Quelles indemnités les voisins peuvent-ils réclamer ?

L’article L145-50 du Code de commerce prévoit que les propriétaires et locataires de locaux voisins qui subissent un préjudice direct du fait du changement d’activité peuvent en réclamer réparation au preneur. Ce préjudice doit être prouvé : il peut s’agir d’une perte de clientèle imputable à l’arrivée d’une activité concurrente, ou d’un trouble direct à l’exercice de l’activité voisine. L’indemnité est fixée par accord amiable ou judiciairement, souvent sur la base d’un rapport d’expertise économique et immobilière établissant la réalité et le quantum du préjudice.

Le loyer peut-il être révisé après une déspécialisation plénière ?

Oui. L’article L145-50 du Code de commerce permet au bailleur de demander une révision du loyer dans le cadre d’une déspécialisation plénière, en dehors des périodes habituelles de révision triennale ou de renouvellement. Cette révision s’effectue en référence à la valeur locative de marché des locaux pour la nouvelle activité. Pour la déspécialisation partielle, une révision hors triennale n’est en principe pas ouverte de droit au seul titre du changement d’activité, sauf clause contraire dans le bail.

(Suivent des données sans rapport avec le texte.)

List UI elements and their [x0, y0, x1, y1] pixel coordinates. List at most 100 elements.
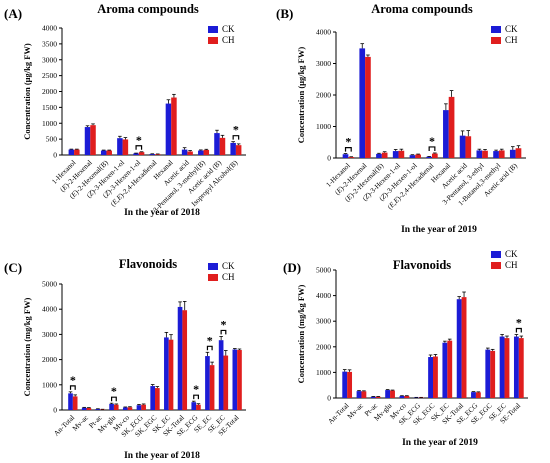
legend-swatch-ch	[491, 37, 501, 44]
x-axis-label: In the year of 2018	[124, 208, 200, 218]
bar-ch	[515, 148, 522, 158]
significance-marker: *	[111, 384, 117, 398]
bar-ck	[117, 138, 123, 155]
bar-ck	[205, 356, 210, 410]
significance-marker: *	[207, 333, 213, 347]
bar-ck	[191, 402, 197, 410]
bar-ck	[133, 153, 139, 155]
y-tick-label: 4000	[42, 24, 57, 33]
bar-ch	[381, 152, 388, 158]
bar-ch	[196, 404, 201, 410]
significance-bracket	[428, 146, 436, 151]
significance-bracket	[515, 327, 522, 333]
bar-ch	[448, 96, 455, 158]
chart-title: Flavonoids	[393, 258, 451, 272]
significance-marker: *	[220, 317, 226, 331]
bar-ch	[113, 404, 119, 410]
bar-ck	[471, 392, 476, 398]
chart-title: Aroma compounds	[371, 2, 473, 16]
bar-ck	[509, 149, 516, 158]
bar-ck	[109, 403, 114, 410]
y-tick-label: 3000	[42, 55, 57, 64]
y-tick-label: 3500	[42, 39, 57, 48]
bar-ch	[348, 157, 355, 158]
y-tick-label: 3000	[316, 317, 331, 326]
panel-letter: (B)	[276, 6, 293, 21]
bar-ck	[84, 127, 91, 155]
significance-marker: *	[345, 135, 351, 149]
panel-letter: (C)	[4, 260, 22, 275]
bar-ck	[150, 386, 155, 410]
panel-a: (A) Aroma compounds 0 500 1000 1500 2000 2500 30…	[4, 2, 246, 218]
y-tick-label: 2000	[42, 87, 57, 96]
x-axis-label: In the year of 2018	[124, 451, 200, 461]
bar-ch	[86, 407, 92, 410]
bar-ch	[498, 150, 505, 158]
y-tick-label: 1000	[316, 122, 331, 131]
significance-marker: *	[136, 133, 142, 147]
bar-ch	[415, 154, 421, 158]
x-tick-label: Mv-ac	[346, 402, 365, 421]
y-tick-label: 0	[327, 394, 331, 403]
significance-bracket	[69, 385, 76, 390]
y-axis-label: Concentration (μg/kg FW)	[22, 43, 32, 140]
y-tick-label: 2500	[42, 71, 57, 80]
bar-ck	[485, 349, 491, 398]
y-tick-label: 1000	[42, 119, 57, 128]
bar-ck	[214, 133, 220, 155]
bar-ch	[447, 340, 453, 398]
bar-ch	[171, 97, 177, 155]
bar-ck	[149, 154, 155, 155]
significance-marker: *	[429, 134, 435, 148]
y-tick-label: 3000	[316, 59, 331, 68]
legend-label-ch: CH	[222, 35, 235, 45]
bar-ch	[219, 137, 226, 155]
panel-c: (C) Flavonoids 0 1000 2000 3000 4000 5000 Concen…	[4, 257, 246, 461]
y-tick-label: 4000	[316, 28, 331, 37]
significance-bracket	[232, 135, 240, 140]
bar-ch	[138, 152, 145, 155]
bar-ck	[399, 395, 405, 398]
bar-ck	[370, 396, 376, 398]
bar-ch	[404, 395, 410, 398]
x-axis-label: In the year of 2019	[402, 438, 478, 448]
y-axis-label: Concentration (mg/kg FW)	[296, 284, 306, 383]
bar-ch	[100, 409, 105, 410]
chart-title: Aroma compounds	[97, 2, 199, 16]
legend-label-ch: CH	[505, 260, 518, 270]
y-tick-label: 5000	[316, 266, 331, 275]
legend-label-ck: CK	[222, 261, 235, 271]
bar-ch	[465, 136, 472, 158]
bar-ck	[164, 337, 169, 410]
bar-ch	[182, 310, 188, 410]
significance-bracket	[344, 146, 352, 152]
bar-ck	[442, 342, 448, 398]
bar-ck	[385, 390, 391, 398]
bar-ch	[203, 149, 210, 155]
bar-ch	[72, 396, 78, 410]
bar-ch	[490, 350, 496, 398]
legend-swatch-ch	[208, 274, 218, 281]
legend-label-ch: CH	[222, 272, 235, 282]
bar-ck	[342, 371, 348, 398]
significance-bracket	[220, 329, 227, 335]
bar-ck	[232, 349, 238, 410]
bar-ch	[127, 407, 133, 410]
bar-ck	[81, 407, 87, 410]
bar-ch	[518, 338, 524, 398]
bar-ck	[218, 340, 224, 410]
x-tick-label: Mv-ac	[71, 414, 90, 433]
bar-ch	[504, 338, 510, 398]
y-tick-label: 0	[53, 151, 57, 160]
bar-ck	[95, 408, 101, 410]
bar-ck	[198, 150, 204, 155]
legend-swatch-ck	[491, 26, 501, 33]
panel-d: (D) Flavonoids 0 1000 2000 3000 4000 5000 Concen…	[283, 249, 528, 448]
y-axis-label: Concentration (μg/kg FW)	[296, 47, 306, 144]
bar-ck	[376, 153, 382, 158]
bar-ch	[375, 396, 381, 398]
y-tick-label: 2000	[316, 342, 331, 351]
bar-ck	[499, 336, 505, 398]
panel-letter: (A)	[4, 6, 22, 21]
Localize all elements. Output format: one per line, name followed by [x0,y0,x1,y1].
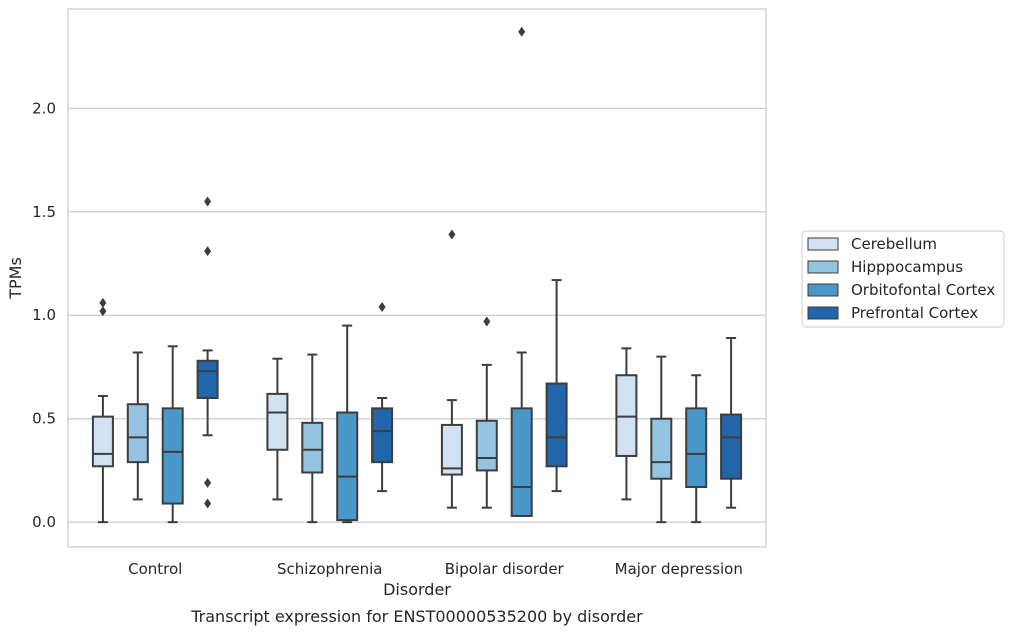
legend-entry: Hipppocampus [851,258,963,276]
y-tick-label: 1.5 [32,203,56,221]
box-series [91,26,743,524]
box-iqr [615,374,638,457]
box-iqr [371,407,394,464]
y-axis-label: TPMs [6,257,25,300]
box-cerebellum [91,297,114,524]
outlier-point [204,246,212,257]
y-tick-label: 0.5 [32,410,56,428]
gridlines [68,107,766,523]
y-tick-labels: 0.0 0.5 1.0 1.5 2.0 [32,99,56,531]
box-cerebellum [266,357,289,501]
legend-swatch [807,283,839,297]
box-iqr [545,382,568,468]
box-hipppocampus [650,355,673,524]
box-prefrontal-cortex [720,337,743,509]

Faut-il un expert immobilier pour constituer le dossier de déspécialisation ?

L’expertise n’est pas légalement obligatoire pour déposer la notification. En revanche, elle est fortement recommandée dans plusieurs situations : lorsque la déspécialisation plénière est contestée et qu’un rapport sur la valeur locative ou le préjudice de voisinage doit être produit devant le tribunal ; lorsque le preneur envisage de céder son fonds après le changement et a besoin d’une évaluation indépendante ; ou lorsque le bailleur réclame une révision du loyer et que le preneur souhaite disposer d’un contre-rapport opposable. Un expert certifié RICS, dont les rapports sont conformes au RICS Red Book 2022, offre la garantie d’un document recevable dans les procédures judiciaires, bancaires et fiscales.